As regular CFZ-watchers will know, for some time Corinna has been doing a column for Animals & Men and a regular segment on On The Track... particularly about out-of-place birds and rare vagrants. There seem to be more and more bird stories from all over the world hitting the news these days so, to make room for them all - and to give them all equal and worthy coverage - she has set up this new blog to cover all things feathery and Fortean.

Tuesday, 29 April 2014

Fancy Feathers, Fashion and the Dawn of Bird Conservation

April 28, 2014



One particular group of birds suffered near extermination at the hands of feather hunters, and their plight helped awaken a conservation ethic that still resonates in the modern environmental movement. With striking white plumes and crowded, conspicuous nesting colonies, Great Egrets and Snowy Egrets faced an unfortunate double jeopardy: their feathers fetched a high price, and their breeding habits made them an easy mark.

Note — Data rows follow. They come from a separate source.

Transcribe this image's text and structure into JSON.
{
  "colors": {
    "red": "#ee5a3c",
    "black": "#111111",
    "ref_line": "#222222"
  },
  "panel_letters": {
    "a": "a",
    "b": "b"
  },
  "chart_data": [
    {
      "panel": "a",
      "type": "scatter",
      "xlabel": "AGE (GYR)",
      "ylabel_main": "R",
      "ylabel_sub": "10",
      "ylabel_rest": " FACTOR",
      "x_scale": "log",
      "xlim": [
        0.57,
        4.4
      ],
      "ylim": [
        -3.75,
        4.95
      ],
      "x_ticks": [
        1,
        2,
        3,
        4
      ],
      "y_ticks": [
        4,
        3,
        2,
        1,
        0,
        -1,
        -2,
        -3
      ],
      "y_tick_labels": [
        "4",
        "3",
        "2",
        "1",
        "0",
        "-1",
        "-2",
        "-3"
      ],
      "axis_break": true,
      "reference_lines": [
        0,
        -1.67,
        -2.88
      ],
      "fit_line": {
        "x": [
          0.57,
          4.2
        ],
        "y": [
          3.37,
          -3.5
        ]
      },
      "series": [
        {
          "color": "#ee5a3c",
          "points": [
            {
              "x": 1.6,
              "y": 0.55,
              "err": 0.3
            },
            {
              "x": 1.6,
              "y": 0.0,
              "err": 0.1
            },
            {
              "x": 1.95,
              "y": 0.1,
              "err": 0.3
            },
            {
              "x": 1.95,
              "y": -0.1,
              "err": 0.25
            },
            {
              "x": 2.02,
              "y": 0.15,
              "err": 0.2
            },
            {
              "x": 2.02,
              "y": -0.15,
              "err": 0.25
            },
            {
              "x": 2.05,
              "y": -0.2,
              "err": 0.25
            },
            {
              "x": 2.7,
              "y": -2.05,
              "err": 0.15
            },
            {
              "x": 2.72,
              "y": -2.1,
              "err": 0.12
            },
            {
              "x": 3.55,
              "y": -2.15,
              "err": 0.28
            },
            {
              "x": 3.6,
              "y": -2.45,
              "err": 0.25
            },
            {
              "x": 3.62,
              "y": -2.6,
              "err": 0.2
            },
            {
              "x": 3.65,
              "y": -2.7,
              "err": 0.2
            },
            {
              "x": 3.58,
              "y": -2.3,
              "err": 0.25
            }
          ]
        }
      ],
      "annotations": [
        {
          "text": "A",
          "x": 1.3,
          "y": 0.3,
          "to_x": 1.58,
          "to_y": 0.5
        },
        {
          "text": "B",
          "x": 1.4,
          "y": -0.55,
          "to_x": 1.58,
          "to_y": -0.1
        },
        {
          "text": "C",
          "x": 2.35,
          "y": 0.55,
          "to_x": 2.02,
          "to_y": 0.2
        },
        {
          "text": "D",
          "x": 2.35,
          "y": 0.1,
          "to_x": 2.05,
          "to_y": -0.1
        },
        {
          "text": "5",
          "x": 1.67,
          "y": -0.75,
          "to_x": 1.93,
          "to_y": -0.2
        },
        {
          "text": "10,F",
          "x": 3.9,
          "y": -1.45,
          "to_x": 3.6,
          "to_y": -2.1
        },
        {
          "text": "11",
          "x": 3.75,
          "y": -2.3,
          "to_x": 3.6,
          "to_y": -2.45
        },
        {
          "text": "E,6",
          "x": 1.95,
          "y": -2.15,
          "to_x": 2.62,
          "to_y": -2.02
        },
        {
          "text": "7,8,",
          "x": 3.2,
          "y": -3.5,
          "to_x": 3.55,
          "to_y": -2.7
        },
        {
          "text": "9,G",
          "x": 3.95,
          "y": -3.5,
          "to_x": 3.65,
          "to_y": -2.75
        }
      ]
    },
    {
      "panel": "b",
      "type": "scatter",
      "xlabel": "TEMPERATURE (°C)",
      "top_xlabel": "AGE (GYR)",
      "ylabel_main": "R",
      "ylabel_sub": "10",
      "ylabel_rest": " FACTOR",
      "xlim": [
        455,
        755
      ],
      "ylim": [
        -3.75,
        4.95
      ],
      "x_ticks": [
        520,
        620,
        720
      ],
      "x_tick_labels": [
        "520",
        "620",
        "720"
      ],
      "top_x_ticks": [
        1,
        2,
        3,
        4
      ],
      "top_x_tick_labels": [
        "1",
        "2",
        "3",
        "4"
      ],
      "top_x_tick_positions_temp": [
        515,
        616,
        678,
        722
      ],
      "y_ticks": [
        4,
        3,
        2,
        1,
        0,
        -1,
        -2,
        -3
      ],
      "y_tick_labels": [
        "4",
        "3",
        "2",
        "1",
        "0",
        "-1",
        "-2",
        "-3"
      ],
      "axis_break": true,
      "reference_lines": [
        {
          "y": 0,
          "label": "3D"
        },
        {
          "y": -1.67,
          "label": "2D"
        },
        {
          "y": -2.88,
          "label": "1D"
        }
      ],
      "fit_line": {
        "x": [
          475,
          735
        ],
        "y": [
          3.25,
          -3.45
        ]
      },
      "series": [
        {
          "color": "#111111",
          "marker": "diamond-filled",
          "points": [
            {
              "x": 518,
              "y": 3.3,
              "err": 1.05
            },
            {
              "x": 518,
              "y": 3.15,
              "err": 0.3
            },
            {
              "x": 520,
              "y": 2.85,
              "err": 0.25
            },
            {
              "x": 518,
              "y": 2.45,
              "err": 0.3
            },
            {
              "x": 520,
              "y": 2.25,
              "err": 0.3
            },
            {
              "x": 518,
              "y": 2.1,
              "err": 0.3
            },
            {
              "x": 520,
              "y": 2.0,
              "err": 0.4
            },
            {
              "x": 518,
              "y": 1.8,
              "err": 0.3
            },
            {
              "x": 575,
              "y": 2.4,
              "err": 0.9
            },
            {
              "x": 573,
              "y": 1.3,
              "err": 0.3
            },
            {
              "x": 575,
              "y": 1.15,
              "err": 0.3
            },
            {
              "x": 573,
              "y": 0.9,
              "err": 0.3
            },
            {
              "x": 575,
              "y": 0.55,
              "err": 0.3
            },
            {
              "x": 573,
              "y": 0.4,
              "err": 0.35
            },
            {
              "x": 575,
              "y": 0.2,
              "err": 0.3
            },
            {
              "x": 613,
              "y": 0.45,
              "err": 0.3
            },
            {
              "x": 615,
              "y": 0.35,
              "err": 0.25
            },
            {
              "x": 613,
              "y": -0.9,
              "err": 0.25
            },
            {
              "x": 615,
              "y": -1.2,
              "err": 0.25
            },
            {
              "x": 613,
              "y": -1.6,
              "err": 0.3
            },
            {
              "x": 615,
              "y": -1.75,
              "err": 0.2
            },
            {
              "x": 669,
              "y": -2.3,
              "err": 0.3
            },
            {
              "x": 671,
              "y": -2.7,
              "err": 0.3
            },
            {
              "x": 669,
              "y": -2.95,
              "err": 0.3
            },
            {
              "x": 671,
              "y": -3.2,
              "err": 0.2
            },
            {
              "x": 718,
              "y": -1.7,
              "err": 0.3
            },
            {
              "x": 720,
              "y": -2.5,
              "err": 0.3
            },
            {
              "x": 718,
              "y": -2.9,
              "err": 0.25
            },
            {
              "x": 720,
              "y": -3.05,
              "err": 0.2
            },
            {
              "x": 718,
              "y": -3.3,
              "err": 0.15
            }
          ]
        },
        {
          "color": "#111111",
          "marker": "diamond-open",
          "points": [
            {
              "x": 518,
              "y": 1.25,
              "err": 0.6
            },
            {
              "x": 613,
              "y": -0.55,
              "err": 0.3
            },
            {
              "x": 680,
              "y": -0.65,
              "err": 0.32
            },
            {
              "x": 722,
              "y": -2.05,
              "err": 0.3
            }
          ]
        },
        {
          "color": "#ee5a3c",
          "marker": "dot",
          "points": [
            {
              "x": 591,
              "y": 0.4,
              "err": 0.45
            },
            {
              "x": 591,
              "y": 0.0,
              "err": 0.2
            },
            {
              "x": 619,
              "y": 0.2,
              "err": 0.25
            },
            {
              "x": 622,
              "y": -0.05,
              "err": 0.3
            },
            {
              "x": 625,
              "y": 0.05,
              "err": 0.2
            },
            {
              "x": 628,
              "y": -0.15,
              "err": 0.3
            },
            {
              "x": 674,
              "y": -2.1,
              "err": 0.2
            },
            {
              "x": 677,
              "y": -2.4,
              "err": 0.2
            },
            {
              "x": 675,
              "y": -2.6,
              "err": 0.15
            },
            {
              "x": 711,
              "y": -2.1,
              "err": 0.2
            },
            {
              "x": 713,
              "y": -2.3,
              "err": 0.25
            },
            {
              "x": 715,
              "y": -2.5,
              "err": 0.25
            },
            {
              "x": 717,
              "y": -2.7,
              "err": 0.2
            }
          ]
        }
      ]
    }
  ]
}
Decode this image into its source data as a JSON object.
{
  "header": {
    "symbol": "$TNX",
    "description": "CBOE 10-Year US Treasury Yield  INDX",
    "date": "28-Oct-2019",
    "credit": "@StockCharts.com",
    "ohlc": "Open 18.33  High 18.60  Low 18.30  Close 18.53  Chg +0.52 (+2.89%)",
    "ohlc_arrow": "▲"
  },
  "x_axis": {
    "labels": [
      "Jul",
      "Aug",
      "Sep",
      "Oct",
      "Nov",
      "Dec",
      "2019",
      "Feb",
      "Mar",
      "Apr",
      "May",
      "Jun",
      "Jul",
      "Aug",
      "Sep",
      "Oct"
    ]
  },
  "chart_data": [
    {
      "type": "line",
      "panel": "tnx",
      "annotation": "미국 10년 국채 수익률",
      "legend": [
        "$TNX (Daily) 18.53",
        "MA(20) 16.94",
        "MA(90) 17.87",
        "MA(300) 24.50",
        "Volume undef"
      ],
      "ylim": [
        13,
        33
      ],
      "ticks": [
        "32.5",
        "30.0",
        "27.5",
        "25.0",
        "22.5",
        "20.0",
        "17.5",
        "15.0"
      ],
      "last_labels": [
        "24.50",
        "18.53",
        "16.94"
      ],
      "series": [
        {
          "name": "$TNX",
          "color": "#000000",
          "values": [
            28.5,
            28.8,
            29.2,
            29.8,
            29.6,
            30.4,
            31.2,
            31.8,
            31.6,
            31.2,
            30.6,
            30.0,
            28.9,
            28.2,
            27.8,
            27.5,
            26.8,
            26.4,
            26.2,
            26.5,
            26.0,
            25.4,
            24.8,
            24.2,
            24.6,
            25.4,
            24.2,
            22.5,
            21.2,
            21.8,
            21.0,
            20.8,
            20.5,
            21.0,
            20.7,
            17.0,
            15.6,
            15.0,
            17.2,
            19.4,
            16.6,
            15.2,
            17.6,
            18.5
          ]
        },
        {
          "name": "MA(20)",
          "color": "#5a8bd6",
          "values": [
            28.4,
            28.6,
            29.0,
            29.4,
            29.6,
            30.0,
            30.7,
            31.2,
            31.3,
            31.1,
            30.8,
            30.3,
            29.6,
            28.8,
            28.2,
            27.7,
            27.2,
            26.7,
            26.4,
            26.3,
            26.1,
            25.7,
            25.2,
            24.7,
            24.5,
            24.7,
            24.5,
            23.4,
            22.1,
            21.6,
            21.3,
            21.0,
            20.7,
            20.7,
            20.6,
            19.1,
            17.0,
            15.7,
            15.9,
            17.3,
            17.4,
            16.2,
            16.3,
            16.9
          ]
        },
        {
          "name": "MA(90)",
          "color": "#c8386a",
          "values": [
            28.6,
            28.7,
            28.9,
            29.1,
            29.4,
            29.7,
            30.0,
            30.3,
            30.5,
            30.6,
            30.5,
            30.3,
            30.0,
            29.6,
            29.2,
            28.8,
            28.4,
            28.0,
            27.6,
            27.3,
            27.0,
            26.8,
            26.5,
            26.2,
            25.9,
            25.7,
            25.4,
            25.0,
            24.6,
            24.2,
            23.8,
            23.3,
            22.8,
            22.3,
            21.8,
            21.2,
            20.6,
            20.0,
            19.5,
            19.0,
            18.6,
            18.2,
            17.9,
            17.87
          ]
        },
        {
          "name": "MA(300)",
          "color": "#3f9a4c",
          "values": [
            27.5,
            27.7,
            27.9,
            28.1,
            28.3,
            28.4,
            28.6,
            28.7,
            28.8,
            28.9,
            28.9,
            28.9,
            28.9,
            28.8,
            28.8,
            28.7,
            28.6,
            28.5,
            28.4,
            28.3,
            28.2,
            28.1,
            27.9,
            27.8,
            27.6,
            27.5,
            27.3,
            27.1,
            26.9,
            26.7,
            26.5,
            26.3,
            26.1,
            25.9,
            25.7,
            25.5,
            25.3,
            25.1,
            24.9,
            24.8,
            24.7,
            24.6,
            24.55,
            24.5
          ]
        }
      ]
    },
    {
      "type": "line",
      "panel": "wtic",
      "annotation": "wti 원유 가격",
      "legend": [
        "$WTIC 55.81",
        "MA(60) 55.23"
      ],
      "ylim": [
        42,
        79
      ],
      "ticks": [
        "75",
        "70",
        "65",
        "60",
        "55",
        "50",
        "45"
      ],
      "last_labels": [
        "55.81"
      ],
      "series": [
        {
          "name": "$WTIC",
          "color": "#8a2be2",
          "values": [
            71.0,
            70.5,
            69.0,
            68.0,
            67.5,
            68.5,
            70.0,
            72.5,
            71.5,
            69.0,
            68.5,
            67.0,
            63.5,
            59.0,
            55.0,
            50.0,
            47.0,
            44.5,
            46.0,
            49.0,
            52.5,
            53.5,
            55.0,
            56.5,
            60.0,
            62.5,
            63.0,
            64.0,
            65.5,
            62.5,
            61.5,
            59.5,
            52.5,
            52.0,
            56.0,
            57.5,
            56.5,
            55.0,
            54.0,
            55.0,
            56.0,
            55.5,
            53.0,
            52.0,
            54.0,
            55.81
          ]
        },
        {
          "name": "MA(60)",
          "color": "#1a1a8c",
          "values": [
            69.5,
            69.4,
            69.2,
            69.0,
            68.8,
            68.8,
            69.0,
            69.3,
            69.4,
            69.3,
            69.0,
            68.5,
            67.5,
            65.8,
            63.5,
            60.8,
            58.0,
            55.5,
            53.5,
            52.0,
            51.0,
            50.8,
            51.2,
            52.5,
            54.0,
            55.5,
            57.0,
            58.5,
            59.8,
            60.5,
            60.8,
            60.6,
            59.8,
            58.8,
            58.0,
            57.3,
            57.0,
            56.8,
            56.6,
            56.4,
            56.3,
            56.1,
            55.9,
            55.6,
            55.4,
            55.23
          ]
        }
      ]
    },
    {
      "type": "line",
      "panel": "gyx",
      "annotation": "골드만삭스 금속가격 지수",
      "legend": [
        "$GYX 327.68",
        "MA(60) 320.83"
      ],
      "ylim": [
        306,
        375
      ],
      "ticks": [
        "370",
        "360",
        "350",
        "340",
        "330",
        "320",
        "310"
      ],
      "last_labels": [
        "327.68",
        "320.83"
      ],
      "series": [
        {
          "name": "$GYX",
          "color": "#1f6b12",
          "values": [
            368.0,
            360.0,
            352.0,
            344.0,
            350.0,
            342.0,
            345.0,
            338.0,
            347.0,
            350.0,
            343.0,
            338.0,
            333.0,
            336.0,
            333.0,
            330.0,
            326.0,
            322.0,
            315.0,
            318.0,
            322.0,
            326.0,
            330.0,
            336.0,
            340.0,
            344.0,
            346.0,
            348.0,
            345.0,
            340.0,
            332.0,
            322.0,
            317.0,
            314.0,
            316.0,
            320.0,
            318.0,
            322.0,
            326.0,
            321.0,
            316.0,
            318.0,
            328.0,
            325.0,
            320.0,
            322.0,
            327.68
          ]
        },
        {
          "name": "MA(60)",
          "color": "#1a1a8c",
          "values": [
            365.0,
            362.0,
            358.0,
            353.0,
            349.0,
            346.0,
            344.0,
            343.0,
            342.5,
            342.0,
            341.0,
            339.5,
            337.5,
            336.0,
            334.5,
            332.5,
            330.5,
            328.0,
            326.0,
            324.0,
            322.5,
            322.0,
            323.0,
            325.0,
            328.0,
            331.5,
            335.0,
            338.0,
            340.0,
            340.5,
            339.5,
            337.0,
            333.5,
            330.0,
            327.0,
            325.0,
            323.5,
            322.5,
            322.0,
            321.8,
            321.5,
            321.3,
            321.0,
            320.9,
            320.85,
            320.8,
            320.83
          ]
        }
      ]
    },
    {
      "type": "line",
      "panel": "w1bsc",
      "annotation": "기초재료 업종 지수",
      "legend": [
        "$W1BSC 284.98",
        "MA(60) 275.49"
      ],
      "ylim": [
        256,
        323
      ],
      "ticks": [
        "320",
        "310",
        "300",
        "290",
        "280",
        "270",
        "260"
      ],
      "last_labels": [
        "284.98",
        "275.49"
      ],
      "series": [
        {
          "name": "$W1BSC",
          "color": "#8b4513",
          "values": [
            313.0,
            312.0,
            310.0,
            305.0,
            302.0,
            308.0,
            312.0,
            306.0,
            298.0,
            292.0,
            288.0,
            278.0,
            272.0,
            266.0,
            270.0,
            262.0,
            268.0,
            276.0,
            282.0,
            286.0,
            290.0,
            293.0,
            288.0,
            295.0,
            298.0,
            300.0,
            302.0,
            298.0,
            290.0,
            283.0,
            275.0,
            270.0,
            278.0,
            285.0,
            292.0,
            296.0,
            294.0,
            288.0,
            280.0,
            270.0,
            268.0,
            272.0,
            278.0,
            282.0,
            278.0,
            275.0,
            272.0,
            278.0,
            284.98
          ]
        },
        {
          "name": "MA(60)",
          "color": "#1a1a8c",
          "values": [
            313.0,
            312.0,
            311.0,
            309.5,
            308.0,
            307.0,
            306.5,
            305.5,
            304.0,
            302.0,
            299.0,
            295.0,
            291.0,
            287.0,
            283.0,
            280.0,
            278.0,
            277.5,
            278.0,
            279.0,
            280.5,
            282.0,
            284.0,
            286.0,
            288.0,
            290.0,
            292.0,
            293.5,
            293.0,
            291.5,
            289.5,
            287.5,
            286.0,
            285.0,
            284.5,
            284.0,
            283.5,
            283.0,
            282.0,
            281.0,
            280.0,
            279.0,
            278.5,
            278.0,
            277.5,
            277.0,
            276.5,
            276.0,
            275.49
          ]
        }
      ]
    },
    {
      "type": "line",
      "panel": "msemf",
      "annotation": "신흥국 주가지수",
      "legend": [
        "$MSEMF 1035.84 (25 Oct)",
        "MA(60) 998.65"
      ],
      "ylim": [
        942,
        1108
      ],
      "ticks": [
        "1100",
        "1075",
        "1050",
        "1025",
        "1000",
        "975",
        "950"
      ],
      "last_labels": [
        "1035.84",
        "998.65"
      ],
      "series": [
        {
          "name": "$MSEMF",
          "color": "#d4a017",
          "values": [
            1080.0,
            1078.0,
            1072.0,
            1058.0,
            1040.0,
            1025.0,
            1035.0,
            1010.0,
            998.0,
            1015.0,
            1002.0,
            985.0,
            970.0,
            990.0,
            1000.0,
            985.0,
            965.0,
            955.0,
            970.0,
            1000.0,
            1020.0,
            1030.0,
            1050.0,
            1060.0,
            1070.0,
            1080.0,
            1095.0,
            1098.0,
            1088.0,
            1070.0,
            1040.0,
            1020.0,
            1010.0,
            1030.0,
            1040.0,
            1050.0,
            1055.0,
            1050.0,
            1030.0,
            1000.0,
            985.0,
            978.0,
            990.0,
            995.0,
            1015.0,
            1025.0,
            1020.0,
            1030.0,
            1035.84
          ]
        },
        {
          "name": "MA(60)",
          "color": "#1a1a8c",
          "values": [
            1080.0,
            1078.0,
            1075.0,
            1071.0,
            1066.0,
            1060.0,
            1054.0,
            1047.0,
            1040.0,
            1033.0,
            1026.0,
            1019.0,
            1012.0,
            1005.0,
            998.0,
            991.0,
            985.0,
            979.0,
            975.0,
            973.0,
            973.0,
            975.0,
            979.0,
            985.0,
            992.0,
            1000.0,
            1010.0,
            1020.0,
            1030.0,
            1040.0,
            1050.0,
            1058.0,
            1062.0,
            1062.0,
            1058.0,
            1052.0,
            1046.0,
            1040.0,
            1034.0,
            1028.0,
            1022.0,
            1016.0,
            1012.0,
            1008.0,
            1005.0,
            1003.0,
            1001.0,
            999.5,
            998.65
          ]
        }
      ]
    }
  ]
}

To make matters worse, both sexes bore the fancy plumage, so hunters didn’t just target the males; they decimated entire rookeries. At the peak of the trade, an ounce of egret plume fetched the modern equivalent of two thousand dollars, and successful hunters could net a cool hundred grand in a single season. But every ounce of breeding plumes represented six dead adults, and each slain pair left behind three to five starving nestlings. Millions of birds died, and by the turn of the century this once common species survived only in the deep Everglades and other remote wetlands.